The total cost of the project is estimated at $126.7 million, with $38 million from private donors and a request of $88.7 million from the state.
Evers has declared 2019 “the year of clean drinking water,” and Farm Bureau members were asked to support a handful of water-quality initiatives proposed in his budget. About $70 million for water-quality projects has been included in the budget, including issues not particularly associated with agriculture, like the replacement of lead pipes and the resolution of chemical contamination issues.
A Speaker’s Task Force on Water Quality recently was announced, and the group met for the first time March 20 — the day of Ag Day at the Capitol. The task force plans to hold public meetings around the state in the future to hear the concerns of residents and gather ideas as they relate to water quality. Those public meetings are an opportunity for farmers to join the discussion, as those in agriculture are directly linked to the issue, Lamb said.
She also reminded members to support water-quality initiatives both at DATCP and at the Wisconsin Department of Natural Resources. At DATCP, these include support for additional funding for county land and water conservation staff, funding for nonpoint cost-sharing and producer-led grants in watersheds, and $10 million in bonding for grants to counties for the implementation of land and water resource management plans, including cost-share grants to help landowners.
At the DNR, she asked members to support nonpoint funding, particularly $6.5 million in bonding for nonpoint source pollution abatement targeted runoff management infrastructure projects and $400,000 each year for nonpoint targeted runoff management grants used to implement performance standards in northeastern Wisconsin.

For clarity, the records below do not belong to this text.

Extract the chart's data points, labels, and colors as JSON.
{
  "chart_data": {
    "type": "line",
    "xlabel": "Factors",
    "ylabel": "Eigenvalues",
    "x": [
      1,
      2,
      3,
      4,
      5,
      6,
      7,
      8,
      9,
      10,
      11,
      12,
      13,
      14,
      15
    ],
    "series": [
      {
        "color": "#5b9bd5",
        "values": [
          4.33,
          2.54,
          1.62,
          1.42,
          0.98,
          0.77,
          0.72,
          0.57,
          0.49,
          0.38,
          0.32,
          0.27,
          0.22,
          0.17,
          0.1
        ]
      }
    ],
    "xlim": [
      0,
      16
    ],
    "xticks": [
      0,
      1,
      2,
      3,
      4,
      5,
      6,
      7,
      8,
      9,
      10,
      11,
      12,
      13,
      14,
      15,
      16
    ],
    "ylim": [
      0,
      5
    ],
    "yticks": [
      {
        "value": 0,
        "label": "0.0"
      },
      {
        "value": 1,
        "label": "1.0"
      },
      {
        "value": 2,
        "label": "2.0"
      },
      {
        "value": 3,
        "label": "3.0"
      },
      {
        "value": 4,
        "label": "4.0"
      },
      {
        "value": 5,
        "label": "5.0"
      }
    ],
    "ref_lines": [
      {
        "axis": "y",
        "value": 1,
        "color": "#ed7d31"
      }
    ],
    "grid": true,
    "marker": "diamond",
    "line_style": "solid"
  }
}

Another important component to support is nonpoint abatement outreach, with $730,000 proposed each year for contractual services related to nonpoint source pollution abatement.

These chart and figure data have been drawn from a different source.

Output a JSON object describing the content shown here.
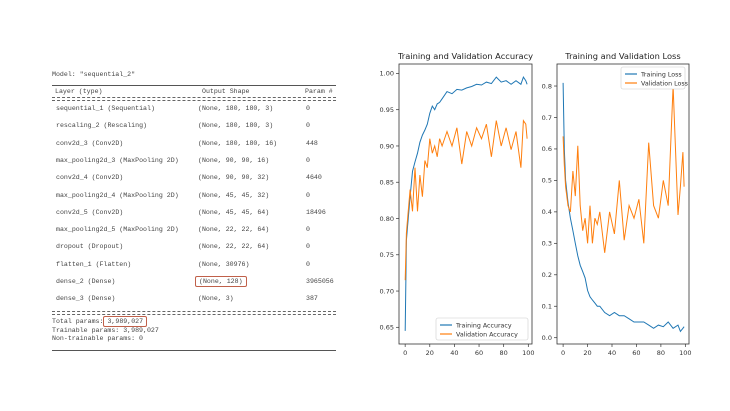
{
  "summary": {
    "model_line": "Model: \"sequential_2\"",
    "headers": [
      "Layer (type)",
      "Output Shape",
      "Param #"
    ],
    "rows": [
      {
        "layer": "sequential_1 (Sequential)",
        "shape": "(None, 180, 180, 3)",
        "params": "0"
      },
      {
        "layer": "rescaling_2 (Rescaling)",
        "shape": "(None, 180, 180, 3)",
        "params": "0"
      },
      {
        "layer": "conv2d_3 (Conv2D)",
        "shape": "(None, 180, 180, 16)",
        "params": "448"
      },
      {
        "layer": "max_pooling2d_3 (MaxPooling 2D)",
        "shape": "(None, 90, 90, 16)",
        "params": "0"
      },
      {
        "layer": "conv2d_4 (Conv2D)",
        "shape": "(None, 90, 90, 32)",
        "params": "4640"
      },
      {
        "layer": "max_pooling2d_4 (MaxPooling 2D)",
        "shape": "(None, 45, 45, 32)",
        "params": "0"
      },
      {
        "layer": "conv2d_5 (Conv2D)",
        "shape": "(None, 45, 45, 64)",
        "params": "18496"
      },
      {
        "layer": "max_pooling2d_5 (MaxPooling 2D)",
        "shape": "(None, 22, 22, 64)",
        "params": "0"
      },
      {
        "layer": "dropout (Dropout)",
        "shape": "(None, 22, 22, 64)",
        "params": "0"
      },
      {
        "layer": "flatten_1 (Flatten)",
        "shape": "(None, 30976)",
        "params": "0"
      },
      {
        "layer": "dense_2 (Dense)",
        "shape": "(None, 128)",
        "params": "3965056"
      },
      {
        "layer": "dense_3 (Dense)",
        "shape": "(None, 3)",
        "params": "387"
      }
    ],
    "total_label": "Total params:",
    "total_value": "3,989,027",
    "trainable": "Trainable params: 3,989,027",
    "non_trainable": "Non-trainable params: 0",
    "highlight_color": "#c0604a"
  },
  "chart_data": [
    {
      "type": "line",
      "title": "Training and Validation Accuracy",
      "xlim": [
        -5,
        103
      ],
      "ylim": [
        0.627,
        1.013
      ],
      "xticks": [
        0,
        20,
        40,
        60,
        80,
        100
      ],
      "yticks": [
        "0.65",
        "0.70",
        "0.75",
        "0.80",
        "0.85",
        "0.90",
        "0.95",
        "1.00"
      ],
      "legend": "bottom-right",
      "x": [
        0,
        1,
        2,
        4,
        6,
        8,
        10,
        12,
        14,
        16,
        18,
        20,
        22,
        24,
        26,
        28,
        30,
        34,
        38,
        42,
        46,
        50,
        54,
        58,
        62,
        66,
        70,
        74,
        78,
        82,
        86,
        90,
        94,
        96,
        98,
        99
      ],
      "series": [
        {
          "name": "Training Accuracy",
          "color": "#1f77b4",
          "values": [
            0.645,
            0.77,
            0.79,
            0.83,
            0.865,
            0.878,
            0.89,
            0.905,
            0.915,
            0.922,
            0.93,
            0.945,
            0.955,
            0.95,
            0.958,
            0.96,
            0.965,
            0.975,
            0.972,
            0.978,
            0.977,
            0.98,
            0.982,
            0.985,
            0.984,
            0.988,
            0.986,
            0.995,
            0.988,
            0.99,
            0.985,
            0.99,
            0.985,
            0.995,
            0.99,
            0.985
          ]
        },
        {
          "name": "Validation Accuracy",
          "color": "#ff7f0e",
          "values": [
            0.715,
            0.78,
            0.8,
            0.84,
            0.81,
            0.87,
            0.81,
            0.86,
            0.83,
            0.88,
            0.87,
            0.91,
            0.89,
            0.9,
            0.885,
            0.91,
            0.9,
            0.92,
            0.9,
            0.925,
            0.875,
            0.92,
            0.9,
            0.925,
            0.91,
            0.93,
            0.885,
            0.935,
            0.9,
            0.925,
            0.895,
            0.92,
            0.87,
            0.935,
            0.93,
            0.91
          ]
        }
      ]
    },
    {
      "type": "line",
      "title": "Training and Validation Loss",
      "xlim": [
        -5,
        103
      ],
      "ylim": [
        -0.02,
        0.87
      ],
      "xticks": [
        0,
        20,
        40,
        60,
        80,
        100
      ],
      "yticks": [
        "0.0",
        "0.1",
        "0.2",
        "0.3",
        "0.4",
        "0.5",
        "0.6",
        "0.7",
        "0.8"
      ],
      "legend": "top-right",
      "x": [
        0,
        1,
        2,
        4,
        6,
        8,
        10,
        12,
        14,
        16,
        18,
        20,
        22,
        24,
        26,
        28,
        30,
        34,
        38,
        42,
        46,
        50,
        54,
        58,
        62,
        66,
        70,
        74,
        78,
        82,
        86,
        90,
        94,
        96,
        98,
        99
      ],
      "series": [
        {
          "name": "Training Loss",
          "color": "#1f77b4",
          "values": [
            0.81,
            0.6,
            0.5,
            0.43,
            0.38,
            0.34,
            0.3,
            0.26,
            0.23,
            0.21,
            0.19,
            0.15,
            0.13,
            0.12,
            0.11,
            0.1,
            0.1,
            0.08,
            0.07,
            0.08,
            0.07,
            0.07,
            0.06,
            0.05,
            0.05,
            0.05,
            0.04,
            0.03,
            0.04,
            0.035,
            0.05,
            0.03,
            0.04,
            0.02,
            0.03,
            0.035
          ]
        },
        {
          "name": "Validation Loss",
          "color": "#ff7f0e",
          "values": [
            0.64,
            0.55,
            0.48,
            0.42,
            0.4,
            0.53,
            0.45,
            0.61,
            0.42,
            0.34,
            0.38,
            0.3,
            0.42,
            0.3,
            0.38,
            0.36,
            0.4,
            0.27,
            0.4,
            0.33,
            0.5,
            0.31,
            0.42,
            0.38,
            0.44,
            0.3,
            0.62,
            0.42,
            0.38,
            0.5,
            0.42,
            0.8,
            0.39,
            0.48,
            0.59,
            0.48
          ]
        }
      ]
    }
  ]
}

“Farmers want to be part of the solution,” Lamb said. “You are engaged on this issue and I look forward to working with legislators as they discuss these issues.”

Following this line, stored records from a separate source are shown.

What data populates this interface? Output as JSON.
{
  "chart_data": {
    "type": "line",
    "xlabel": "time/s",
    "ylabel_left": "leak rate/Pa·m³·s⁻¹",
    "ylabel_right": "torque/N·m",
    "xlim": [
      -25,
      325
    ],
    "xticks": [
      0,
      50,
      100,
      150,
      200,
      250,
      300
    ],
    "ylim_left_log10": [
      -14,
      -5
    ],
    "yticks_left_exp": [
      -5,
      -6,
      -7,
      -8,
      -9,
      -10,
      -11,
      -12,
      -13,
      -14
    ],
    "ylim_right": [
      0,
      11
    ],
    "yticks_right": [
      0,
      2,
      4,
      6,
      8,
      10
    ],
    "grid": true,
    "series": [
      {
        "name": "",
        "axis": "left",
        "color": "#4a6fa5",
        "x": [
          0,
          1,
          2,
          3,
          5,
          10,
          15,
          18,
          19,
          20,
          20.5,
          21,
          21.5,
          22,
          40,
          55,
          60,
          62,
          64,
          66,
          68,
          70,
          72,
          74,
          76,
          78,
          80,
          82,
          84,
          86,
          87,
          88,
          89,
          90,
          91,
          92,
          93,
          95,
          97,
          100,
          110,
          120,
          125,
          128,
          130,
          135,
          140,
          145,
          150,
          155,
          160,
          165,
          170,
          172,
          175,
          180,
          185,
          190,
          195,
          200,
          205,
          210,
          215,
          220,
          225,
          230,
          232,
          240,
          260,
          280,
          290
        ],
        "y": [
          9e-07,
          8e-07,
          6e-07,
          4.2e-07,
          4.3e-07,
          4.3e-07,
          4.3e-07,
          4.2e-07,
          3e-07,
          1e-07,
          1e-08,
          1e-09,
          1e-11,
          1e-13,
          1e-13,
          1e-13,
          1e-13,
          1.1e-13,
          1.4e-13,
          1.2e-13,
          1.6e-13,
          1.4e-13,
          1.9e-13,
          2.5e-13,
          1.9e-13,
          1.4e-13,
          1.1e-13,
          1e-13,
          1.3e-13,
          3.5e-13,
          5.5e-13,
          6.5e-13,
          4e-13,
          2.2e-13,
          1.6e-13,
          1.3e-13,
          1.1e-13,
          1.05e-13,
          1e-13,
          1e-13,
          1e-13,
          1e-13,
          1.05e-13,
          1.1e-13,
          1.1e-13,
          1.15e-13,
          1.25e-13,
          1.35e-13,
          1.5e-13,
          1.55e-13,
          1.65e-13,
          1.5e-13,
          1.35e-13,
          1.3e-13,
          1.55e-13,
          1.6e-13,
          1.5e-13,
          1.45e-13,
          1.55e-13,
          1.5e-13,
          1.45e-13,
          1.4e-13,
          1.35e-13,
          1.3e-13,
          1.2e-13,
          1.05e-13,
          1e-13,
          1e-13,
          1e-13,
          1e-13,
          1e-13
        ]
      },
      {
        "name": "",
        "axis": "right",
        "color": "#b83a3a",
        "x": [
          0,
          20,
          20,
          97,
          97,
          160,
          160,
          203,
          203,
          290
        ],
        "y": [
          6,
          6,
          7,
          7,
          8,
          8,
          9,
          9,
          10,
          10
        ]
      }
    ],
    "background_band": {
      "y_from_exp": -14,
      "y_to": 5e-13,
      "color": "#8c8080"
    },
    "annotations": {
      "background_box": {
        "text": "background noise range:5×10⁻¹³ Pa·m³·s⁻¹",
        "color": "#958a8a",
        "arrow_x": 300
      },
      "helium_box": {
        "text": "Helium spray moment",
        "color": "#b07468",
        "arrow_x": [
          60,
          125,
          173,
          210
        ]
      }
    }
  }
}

According to Larry Konopacki of the Wisconsin Hemp Alliance, there were a few hiccups in the first year of the state’s pilot program for hemp. Some of the hiccups can be attributed to the lack of knowledge in this new area, he said, with more information and funding certainly needed in this “very big growth area in agriculture.”
It’s why he asked Farm Bureau members to support the addition of three full-time employees at DATCP to assist in licensing, registration and testing of hemp. Funding also will assist with the conversion of the industrial hemp pilot program into a state management plan for hemp as a controlled crop as allowed under the 2018 Farm Bill. The farm bill indicates that states may submit their own plans to the U.S. Department of Agriculture for primary regulatory control, and Konopacki said he believes that’s the way for Wisconsin to go.
He also mentioned that legislators are working on Hemp 2.0, a bill that would fix holes in Act 100 and provide more resources for DATCP and the industry as a whole. It doesn’t hurt to thank legislators for supporting previous hemp legislation and continued improvements to the program, he added.
While most Wisconsin farmers don’t have to worry about damage from bears, there are a handful who deal with this issue regularly, sometimes racking up damages exceeding $10,000 per farm. Bob Welsh, a representative of the Wisconsin Bear Hunters’ Association, asked members to support a non-budget item that proposed to repeal the $10,000 limit on wildlife abatement damage claims program.
If the limit is repealed, it could benefit not just those who sustain bear damage but those seeing other damage caused by wildlife.
Along with the repeal of the limit, Welsh also is asking for the installation of electronic monitors on all live traps used for catch-and-release programs by the DNR. Currently, if a farmer has a bear trap on their property, they are required to check each trap in person daily. Welsh sees the use of technology as an investment by both the farmer and the DNR.